Some file names in my ftp log parsed by gryalog have annoying german characters like ä, ö, ü. It seems, the grok pattern “UNIXPATH” does not like them. A file name “/home/my/blümchen.txt” is recognized as “/home/my/bl” which cause some other problems. My brilliant idea was, to fix the UNIPATH pattern to work “better”. I was trying to use logstash pattern (/[[[:alnum:]]_%!$@:.,+~-]*)+, which tested in grok tester (https://grokdebug.herokuapp.com) did the job, my “blümchen.txt” was recognized as expected.
But it seems, this patterm won’t work in graylog. Am I right, the [:alnum:] is not recognized by graylog? Is there any other way to “fix” the UNIXPATH pattern? Or is my whole approch to this problem wrong?
Centos7/Graylog3.3.7, UTF8 in locale seems to be set correct
Thank you. I shall remember this. However… no. Changing \w to \p{Alnum} still gave me the same wrong result.

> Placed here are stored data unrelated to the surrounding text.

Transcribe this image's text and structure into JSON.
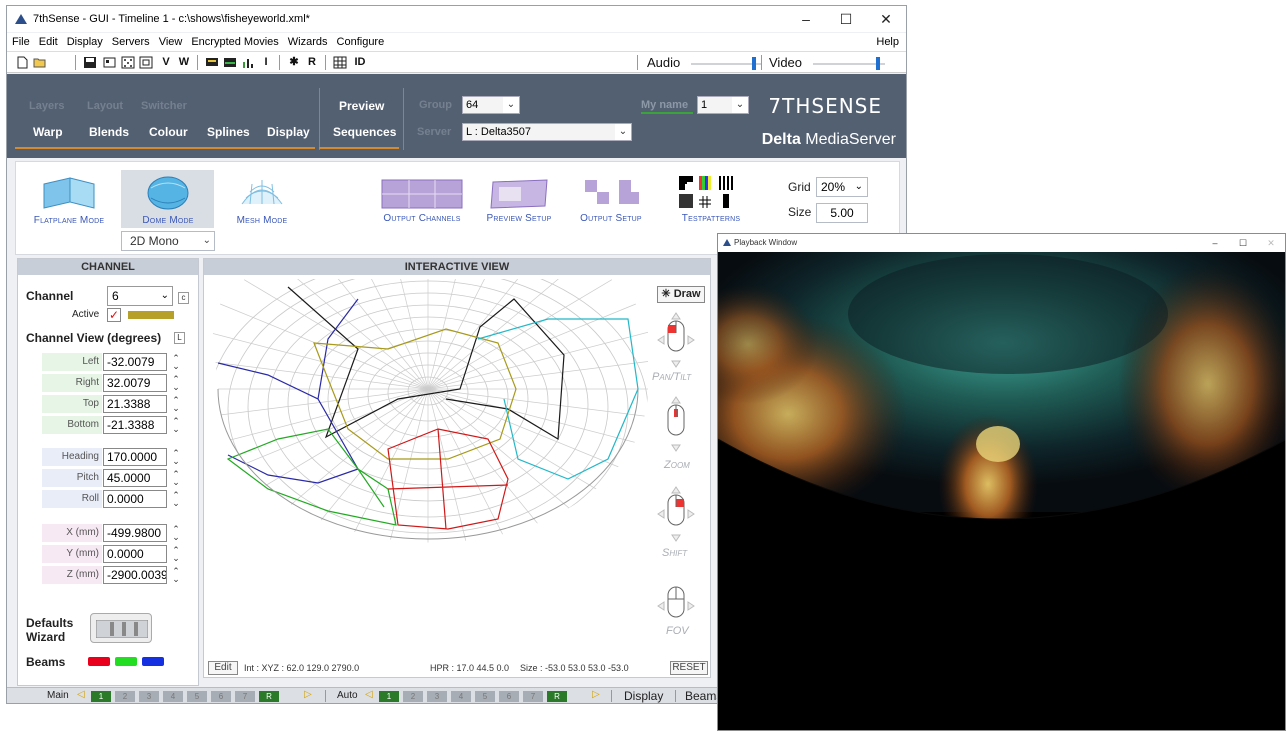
{
  "window": {
    "title": "7thSense -  GUI  - Timeline 1  - c:\\shows\\fisheyeworld.xml*",
    "controls": [
      "–",
      "☐",
      "✕"
    ]
  },
  "menu": [
    "File",
    "Edit",
    "Display",
    "Servers",
    "View",
    "Encrypted Movies",
    "Wizards",
    "Configure"
  ],
  "menu_help": "Help",
  "toolbar": {
    "letters": [
      "V",
      "W",
      "I",
      "R",
      "ID"
    ],
    "audio_label": "Audio",
    "video_label": "Video",
    "audio_level": 0.9,
    "video_level": 0.9
  },
  "header": {
    "dim_tabs": [
      "Layers",
      "Layout",
      "Switcher"
    ],
    "tabs": [
      "Warp",
      "Blends",
      "Colour",
      "Splines",
      "Display"
    ],
    "active_tab": "Display",
    "preview": "Preview",
    "sequences": "Sequences",
    "group_label": "Group",
    "group_value": "64",
    "server_label": "Server",
    "server_value": "L : Delta3507",
    "myname_label": "My name",
    "myname_value": "1",
    "brand": "7THSENSE",
    "brand_sub_bold": "Delta",
    "brand_sub": " MediaServer"
  },
  "modes": {
    "flatplane": "Flatplane Mode",
    "dome": "Dome Mode",
    "mesh": "Mesh Mode",
    "dome_dropdown": "2D Mono",
    "output_channels": "Output Channels",
    "preview_setup": "Preview Setup",
    "output_setup": "Output Setup",
    "testpatterns": "Testpatterns",
    "grid_label": "Grid",
    "grid_value": "20%",
    "size_label": "Size",
    "size_value": "5.00"
  },
  "channel": {
    "header": "CHANNEL",
    "channel_label": "Channel",
    "channel_value": "6",
    "active_label": "Active",
    "active_color": "#b7a02a",
    "view_label": "Channel View (degrees)",
    "fields": [
      {
        "label": "Left",
        "value": "-32.0079"
      },
      {
        "label": "Right",
        "value": "32.0079"
      },
      {
        "label": "Top",
        "value": "21.3388"
      },
      {
        "label": "Bottom",
        "value": "-21.3388"
      },
      {
        "label": "Heading",
        "value": "170.0000"
      },
      {
        "label": "Pitch",
        "value": "45.0000"
      },
      {
        "label": "Roll",
        "value": "0.0000"
      },
      {
        "label": "X (mm)",
        "value": "-499.9800"
      },
      {
        "label": "Y (mm)",
        "value": "0.0000"
      },
      {
        "label": "Z (mm)",
        "value": "-2900.0039"
      }
    ],
    "defaults_wizard": "Defaults\nWizard",
    "beams_label": "Beams",
    "beam_colors": [
      "#e8001c",
      "#22dd22",
      "#1530e0"
    ]
  },
  "interactive": {
    "header": "INTERACTIVE VIEW",
    "draw": "Draw",
    "pan_tilt": "Pan/Tilt",
    "zoom": "Zoom",
    "shift": "Shift",
    "fov": "FOV",
    "edit": "Edit",
    "int_xyz": "Int : XYZ  :  62.0   129.0   2790.0",
    "hpr": "HPR :  17.0   44.5   0.0",
    "size": "Size  :  -53.0   53.0   53.0   -53.0",
    "reset": "RESET"
  },
  "statusbar": {
    "main": "Main",
    "auto": "Auto",
    "cells": [
      "1",
      "2",
      "3",
      "4",
      "5",
      "6",
      "7",
      "R"
    ],
    "display": "Display",
    "beams": "Beams"
  },
  "playback": {
    "title": "Playback Window",
    "controls": [
      "–",
      "☐",
      "✕"
    ]
  }
}
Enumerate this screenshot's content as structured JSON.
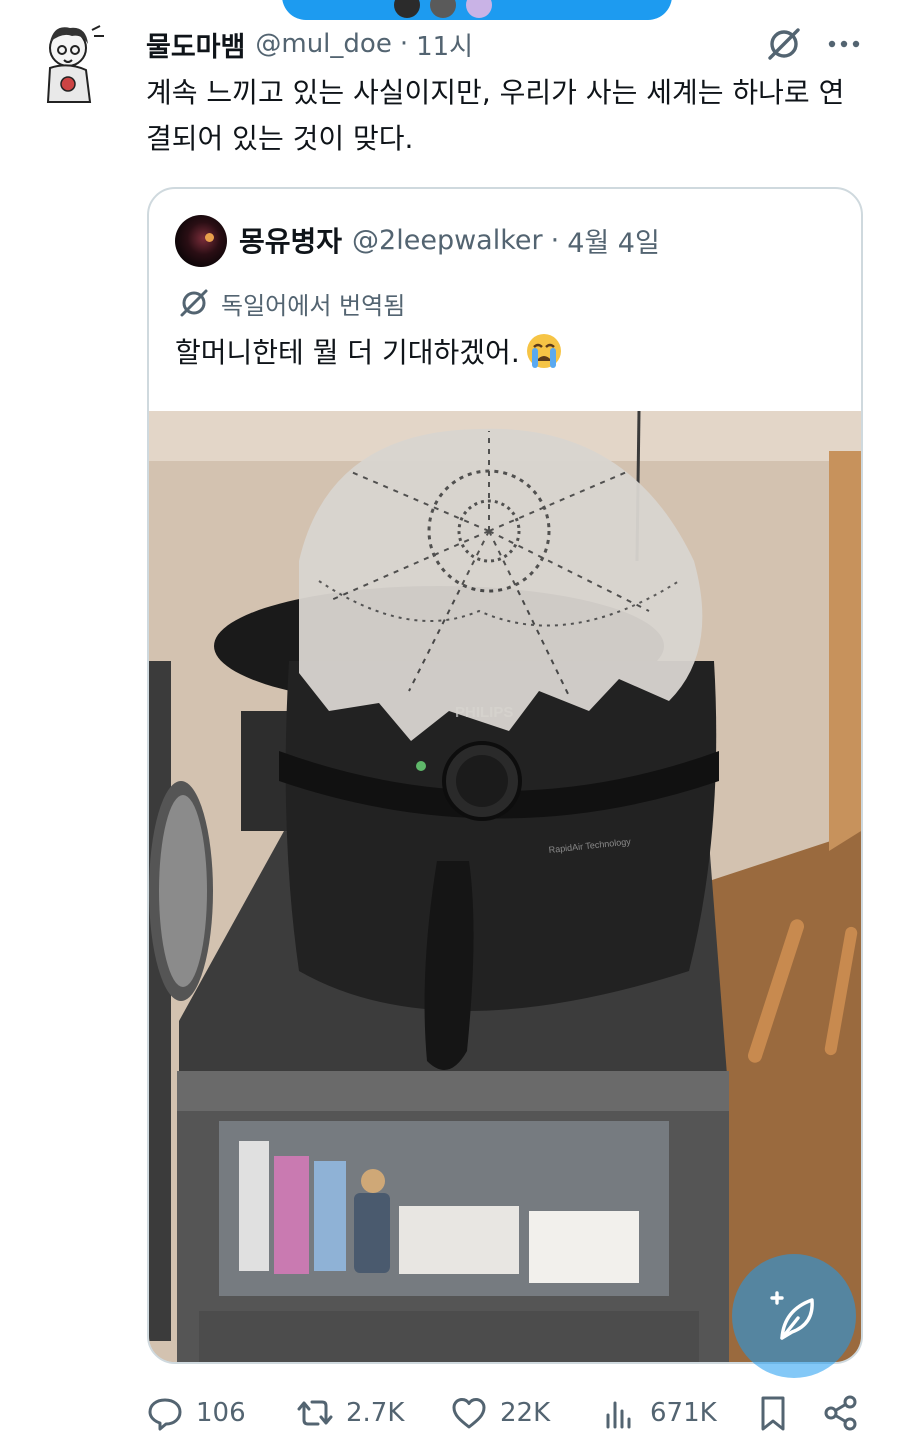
{
  "post": {
    "display_name": "물도마뱀",
    "handle": "@mul_doe",
    "separator": "·",
    "time": "11시",
    "text": "계속 느끼고 있는 사실이지만, 우리가 사는 세계는 하나로 연결되어 있는 것이 맞다."
  },
  "quoted_post": {
    "display_name": "몽유병자",
    "handle": "@2leepwalker",
    "separator": "·",
    "time": "4월 4일",
    "translation_label": "독일어에서 번역됨",
    "text": "할머니한테 뭘 더 기대하겠어.",
    "photo_text": {
      "brand": "PHILIPS",
      "tech_label": "RapidAir Technology"
    }
  },
  "actions": {
    "replies": "106",
    "reposts": "2.7K",
    "likes": "22K",
    "views": "671K"
  },
  "icons": [
    "grok-icon",
    "more-icon",
    "translate-icon",
    "crying-face-emoji",
    "compose-icon",
    "reply-icon",
    "repost-icon",
    "like-icon",
    "views-icon",
    "bookmark-icon",
    "share-icon"
  ],
  "colors": {
    "accent": "#1d9bf0",
    "text_primary": "#0f1419",
    "text_secondary": "#536471",
    "border": "#cfd9de"
  }
}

After playing with this pattern, this one (/[\w_%!$@:.,+~-[^ ]])+ worked fine, (/[.[^ ]])+ would do the job as well. But it matches ANYTHING except a space. Even if this one works with sample data I have provided, I feel it’s somehow wrong to make it so “loose”, less restrictive.
Why is there such a difference in \p{Alnum} or [:alnum:] between different systems? Are any mysterious system settings involved here? In the whole parsing/storage process, all such “unusual” characters (french, polish as well) are displayed correct, so I assume the system locale/encoding/other are set correct in my environment.